Chief financial officer John Lawler said: “Our team did a fantastic job working with partners to maximize component availability. We allocated those volumes to in-demand new vehicles like the Bronco (SUV) and Maverick (small pickup), profitable models like F-Series (trucks) and Transit, and customer orders.”
Ford worked with LG to boost battery supply for the Mustang Mach-E, with capacity expanding three times over the past 10 months – and more than doubling compared to originally contracted volumes by the end of 2022.
The brand was the second best-seller of electric vehicles in the US last year, which CEO Jim Farley said represents “an important early step toward eventually being the true EV leader”. It has received orders or reservations for some 275,000 Mach-E, F-150 Lightning and E-Transit EVs so far.

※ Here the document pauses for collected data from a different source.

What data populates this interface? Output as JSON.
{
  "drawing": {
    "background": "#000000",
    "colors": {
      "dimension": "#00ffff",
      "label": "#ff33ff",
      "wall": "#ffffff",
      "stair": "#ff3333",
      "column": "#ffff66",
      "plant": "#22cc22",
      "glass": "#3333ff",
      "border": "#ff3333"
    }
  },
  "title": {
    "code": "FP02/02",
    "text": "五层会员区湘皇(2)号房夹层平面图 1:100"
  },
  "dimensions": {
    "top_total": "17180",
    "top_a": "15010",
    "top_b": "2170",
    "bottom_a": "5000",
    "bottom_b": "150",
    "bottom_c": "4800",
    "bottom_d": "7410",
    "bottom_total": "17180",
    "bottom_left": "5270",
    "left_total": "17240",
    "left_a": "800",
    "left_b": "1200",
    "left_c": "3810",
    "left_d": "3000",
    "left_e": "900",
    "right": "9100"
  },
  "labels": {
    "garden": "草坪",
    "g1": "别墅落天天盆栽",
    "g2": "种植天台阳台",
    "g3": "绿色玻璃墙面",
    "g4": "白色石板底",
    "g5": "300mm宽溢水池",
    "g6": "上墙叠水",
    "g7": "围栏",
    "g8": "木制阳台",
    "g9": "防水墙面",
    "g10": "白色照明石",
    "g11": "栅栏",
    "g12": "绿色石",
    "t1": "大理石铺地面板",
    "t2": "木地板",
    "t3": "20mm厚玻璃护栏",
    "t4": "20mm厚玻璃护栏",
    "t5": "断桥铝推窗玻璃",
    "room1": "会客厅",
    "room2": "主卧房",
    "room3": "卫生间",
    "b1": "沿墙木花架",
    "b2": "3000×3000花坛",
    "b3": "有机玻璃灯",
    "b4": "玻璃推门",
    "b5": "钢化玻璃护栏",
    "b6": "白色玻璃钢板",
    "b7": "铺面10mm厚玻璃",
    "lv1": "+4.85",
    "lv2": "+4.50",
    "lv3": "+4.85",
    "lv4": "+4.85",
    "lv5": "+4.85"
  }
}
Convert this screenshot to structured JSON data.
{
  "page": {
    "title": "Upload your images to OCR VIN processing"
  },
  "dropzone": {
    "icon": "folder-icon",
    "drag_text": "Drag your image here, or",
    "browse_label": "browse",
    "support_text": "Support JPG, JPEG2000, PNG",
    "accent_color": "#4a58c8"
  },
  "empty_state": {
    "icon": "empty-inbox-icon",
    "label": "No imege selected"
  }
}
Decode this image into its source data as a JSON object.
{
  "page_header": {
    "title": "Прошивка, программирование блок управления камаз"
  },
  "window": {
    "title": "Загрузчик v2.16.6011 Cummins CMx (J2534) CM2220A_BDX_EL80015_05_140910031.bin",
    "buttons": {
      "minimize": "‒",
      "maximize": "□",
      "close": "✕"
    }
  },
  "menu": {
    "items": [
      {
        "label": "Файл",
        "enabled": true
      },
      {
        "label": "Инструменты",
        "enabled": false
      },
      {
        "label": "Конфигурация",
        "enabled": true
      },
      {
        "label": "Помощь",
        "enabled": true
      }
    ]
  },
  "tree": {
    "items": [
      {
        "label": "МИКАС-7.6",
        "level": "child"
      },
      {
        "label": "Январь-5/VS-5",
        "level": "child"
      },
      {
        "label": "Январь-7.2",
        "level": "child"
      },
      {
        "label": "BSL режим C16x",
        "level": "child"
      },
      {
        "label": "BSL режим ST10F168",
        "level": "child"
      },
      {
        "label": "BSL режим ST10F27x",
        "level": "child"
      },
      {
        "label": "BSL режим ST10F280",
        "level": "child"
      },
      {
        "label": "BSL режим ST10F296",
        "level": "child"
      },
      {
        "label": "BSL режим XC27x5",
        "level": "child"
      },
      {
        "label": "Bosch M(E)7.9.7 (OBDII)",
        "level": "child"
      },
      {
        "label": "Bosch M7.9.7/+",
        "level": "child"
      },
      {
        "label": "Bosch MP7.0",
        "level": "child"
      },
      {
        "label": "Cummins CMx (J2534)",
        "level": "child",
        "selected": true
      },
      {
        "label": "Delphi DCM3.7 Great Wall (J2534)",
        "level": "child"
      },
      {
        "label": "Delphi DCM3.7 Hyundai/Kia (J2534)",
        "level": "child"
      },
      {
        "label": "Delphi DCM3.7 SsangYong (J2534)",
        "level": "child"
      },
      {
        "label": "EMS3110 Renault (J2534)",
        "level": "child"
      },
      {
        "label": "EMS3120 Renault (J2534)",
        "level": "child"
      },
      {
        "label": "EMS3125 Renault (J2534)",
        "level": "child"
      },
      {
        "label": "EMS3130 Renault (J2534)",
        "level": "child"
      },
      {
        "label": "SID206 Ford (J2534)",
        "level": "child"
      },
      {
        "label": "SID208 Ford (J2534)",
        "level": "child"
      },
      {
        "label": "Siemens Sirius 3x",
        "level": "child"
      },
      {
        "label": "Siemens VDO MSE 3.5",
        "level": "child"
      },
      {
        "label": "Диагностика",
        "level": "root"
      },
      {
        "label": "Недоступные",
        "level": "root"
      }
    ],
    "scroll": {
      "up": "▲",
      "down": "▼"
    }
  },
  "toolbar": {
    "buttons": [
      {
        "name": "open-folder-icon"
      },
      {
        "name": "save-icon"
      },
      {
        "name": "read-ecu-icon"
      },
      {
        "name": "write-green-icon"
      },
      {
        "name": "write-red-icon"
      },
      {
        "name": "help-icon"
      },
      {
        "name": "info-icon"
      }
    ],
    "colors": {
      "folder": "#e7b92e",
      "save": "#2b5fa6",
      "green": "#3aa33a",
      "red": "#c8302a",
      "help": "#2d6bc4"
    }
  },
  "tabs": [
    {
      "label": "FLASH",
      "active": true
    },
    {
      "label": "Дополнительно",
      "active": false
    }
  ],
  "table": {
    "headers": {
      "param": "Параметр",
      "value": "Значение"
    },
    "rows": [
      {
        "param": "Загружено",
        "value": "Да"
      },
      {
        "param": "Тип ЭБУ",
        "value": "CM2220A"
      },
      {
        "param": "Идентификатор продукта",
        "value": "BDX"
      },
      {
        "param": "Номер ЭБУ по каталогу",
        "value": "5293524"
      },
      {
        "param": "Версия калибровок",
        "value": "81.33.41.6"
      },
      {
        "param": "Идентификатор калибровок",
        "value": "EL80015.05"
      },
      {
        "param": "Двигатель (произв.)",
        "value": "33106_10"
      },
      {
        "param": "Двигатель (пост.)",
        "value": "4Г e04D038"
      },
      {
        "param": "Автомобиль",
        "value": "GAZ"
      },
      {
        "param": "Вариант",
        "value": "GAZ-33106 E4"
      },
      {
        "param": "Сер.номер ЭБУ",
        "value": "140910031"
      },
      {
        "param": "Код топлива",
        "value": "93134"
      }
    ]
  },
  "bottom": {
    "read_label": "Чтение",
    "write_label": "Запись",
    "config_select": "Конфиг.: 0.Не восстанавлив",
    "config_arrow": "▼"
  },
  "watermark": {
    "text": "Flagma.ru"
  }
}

“We’re breaking constraints to deliver every one of them as fast as we can,” said Farley, vowing to boost EV manufacturing capacity to at least 600,000 units by 2023 with a view to achieving a 40 per cent EV sales mix by 2030.
However, the positive full-year results were tempered by Q4 earnings that fell short of expectations, resulting in a 6 per cent drop in share price when trading closed yesterday, according to CNBC.
Lawler said: “Some thought we could do much better on the volumes. But due to the supply constraints we realised due to omicron and semiconductor shortages, we weren’t able to exceed the volumes we had guided.
“Look at where we’re guiding in 2022,” he said. “It shows the strength and the momentum of the business.”
Ford estimates a 15-25 per cent increase in pre-tax earnings in 2022, to the tune of $11.5-$12.5bn, with sales volumes increasing by 10-15 per cent.
The company’s most important launches in 2022 include the E-Transit electric van, which is confirmed for Australia, and F-150 Lightning electric pick up.